Did you see the floor?


----------



## Ramsgatonian (Jan 6, 2013)

Great! I love the 'phones!


----------



## skankypants (Jan 6, 2013)

The model of the chapel still on the window ledge upstairs?was there a week before yourself...still a good mooch about even now...


----------



## perjury saint (Jan 6, 2013)

UE-OMJ said:


> Did you see the floor?



*Ha! Its like a big trash sponge eh!! It was almost impossible takin pix downstairs, couldnt keep me tripod still... *


----------



## perjury saint (Jan 6, 2013)

skankypants said:


> The model of the chapel still on the window ledge upstairs?was there a week before yourself...still a good mooch about even now...



*Yep, still there...*


----------



## UEP-Wales (Jan 6, 2013)

Great shots there PS! It's a cracking little place, although it's a shame that things are getting trashed there all the time... those cars are alot worse now I think! (Been quite a bit over the past few months)
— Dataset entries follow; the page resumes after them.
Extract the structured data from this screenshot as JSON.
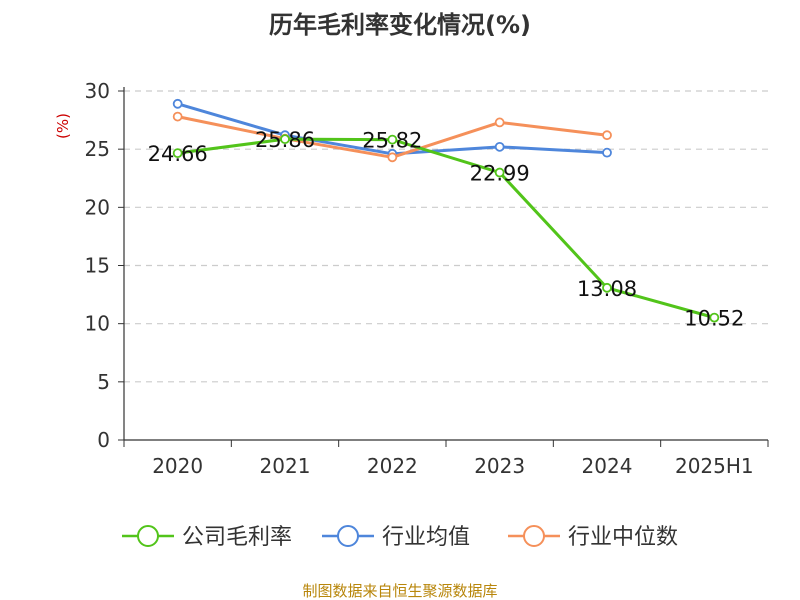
{
  "chart_data": {
    "type": "line",
    "title": "历年毛利率变化情况(%)",
    "y_unit": "(%)",
    "categories": [
      "2020",
      "2021",
      "2022",
      "2023",
      "2024",
      "2025H1"
    ],
    "yticks": [
      "0",
      "5",
      "10",
      "15",
      "20",
      "25",
      "30"
    ],
    "ylim": [
      0,
      30
    ],
    "grid": true,
    "legend_position": "bottom",
    "series": [
      {
        "name": "公司毛利率",
        "color": "#52c41a",
        "values": [
          24.66,
          25.86,
          25.82,
          22.99,
          13.08,
          10.52
        ],
        "labels": [
          "24.66",
          "25.86",
          "25.82",
          "22.99",
          "13.08",
          "10.52"
        ]
      },
      {
        "name": "行业均值",
        "color": "#4e86db",
        "values": [
          28.9,
          26.2,
          24.6,
          25.2,
          24.7,
          null
        ]
      },
      {
        "name": "行业中位数",
        "color": "#f5905a",
        "values": [
          27.8,
          25.9,
          24.3,
          27.3,
          26.2,
          null
        ]
      }
    ]
  },
  "source": "制图数据来自恒生聚源数据库"
}
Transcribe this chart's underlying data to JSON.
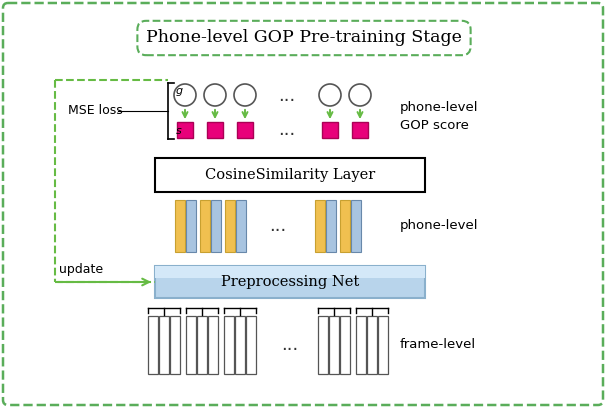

Cheers for posting them up dude!


----------



## shot_in_the_dark (Jan 6, 2013)

lovely shots, looks like a great mooch


----------



## Lucky Pants (Jan 6, 2013)

Great pictures, real hard to get pictures in this place .


----------



## Ratters (Jan 6, 2013)

Nice one 

I never bothered taking any photos inside the house when I went.


----------



## explorer101 (Jan 6, 2013)

looking forward to this little fella soon, great pics  

L x


----------



## flyboys90 (Jan 7, 2013)

So much to see,thanks for sharing.


----------



## jerm IX (Jan 7, 2013)

Loved this. I'm a sucker for a hoarder house.


----------



## Pen15 (Jan 7, 2013)

Nice images, looks an interesting site.


----------